Rientra nel fardello Credit Suisse anche la vicenda dei “bond del tonno”. Secondo fonti Ansa, Ubs e il miliardario franco-libanese Iskandar Safa rischiano di dover pagare al governo del Mozambico un risarcimento di 1,5 miliardi di dollari (1,4 miliardi di euro) per uno scandalo risalente a 10 anni fa ereditato da Credit Suisse. Il governo del paese sudafricano è infatti ricorso al tribunale di Londra per rivalersi dei danni subiti a seguito del prestito da circa 2 miliardi di dollari (1,87 miliardi di euro) concessogli da Credit Suisse e dalla banca russa Vtb Capital tra il 2013 e il 2014. Lo scopo era quello di finanziare lo sviluppo della pesca del tonno tramite i cosiddetti Tuna Bond.

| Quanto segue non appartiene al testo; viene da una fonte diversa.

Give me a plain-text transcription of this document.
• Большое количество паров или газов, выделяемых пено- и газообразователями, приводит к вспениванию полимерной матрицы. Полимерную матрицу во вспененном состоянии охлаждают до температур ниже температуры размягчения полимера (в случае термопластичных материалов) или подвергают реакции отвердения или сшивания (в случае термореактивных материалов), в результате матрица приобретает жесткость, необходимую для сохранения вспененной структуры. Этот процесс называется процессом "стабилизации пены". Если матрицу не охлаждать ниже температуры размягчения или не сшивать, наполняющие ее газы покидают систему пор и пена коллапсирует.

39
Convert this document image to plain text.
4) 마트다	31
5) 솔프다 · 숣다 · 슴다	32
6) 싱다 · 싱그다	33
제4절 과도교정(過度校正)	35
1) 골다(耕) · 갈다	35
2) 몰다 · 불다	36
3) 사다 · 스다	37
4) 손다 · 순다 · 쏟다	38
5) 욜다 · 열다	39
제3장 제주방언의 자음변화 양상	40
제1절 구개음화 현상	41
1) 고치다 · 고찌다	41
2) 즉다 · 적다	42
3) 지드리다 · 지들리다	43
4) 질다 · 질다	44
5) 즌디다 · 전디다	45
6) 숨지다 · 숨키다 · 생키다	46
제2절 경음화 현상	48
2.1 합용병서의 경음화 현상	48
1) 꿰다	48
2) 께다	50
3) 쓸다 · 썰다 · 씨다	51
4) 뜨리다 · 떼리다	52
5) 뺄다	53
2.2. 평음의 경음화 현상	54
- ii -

Il prestito, mai ratificato dal parlamento africano, avrebbe dovuto finanziare l’acquisto di una flotta di navi per sviluppare la pesca al tonno nel paese, ma la vicenda ha preso una piega diversa. Nel 2016 il Mozambico non è in grado di pagare gli interessi sul debito e scoppia la crisi, con una svalutazione del 70% della valuta locale. In più, le navi strapagate alla Privinvest di Iskandar Safa risultano essere inadatte per la pesca al tonno. La banca dovrà rispondere di corruzione, avendo Credit Suisse già pagato una multa di 475 milioni di dollari (443,91 milioni di euro) al Mozambico nel 2021.
In ogni caso, l’integrazione di Credit Suisse in Ubs procede molto rapidamente. Nelle parole di Sergio Ermotti, ceo di Ubs, pronunciate durante la ceo conference di Bofa a Londra lo scorso 19 settembre: «stiamo lavorando a pieno ritmo per realizzare le sinergie, ma anche per preparare il piano triennale 2024-2026 che annunceremo a febbraio. Stiamo anche gestendo la crescita, comprese le nostre ambizioni negli Usa». Nel corso dello stesso evento Ermotti ha sottolineato che «metà degli oltre 10 miliardi di risparmi sui costi derivanti dalla fusione» si devono alla «chiusura della banca di investimento e all’uscita da posizioni non strategiche».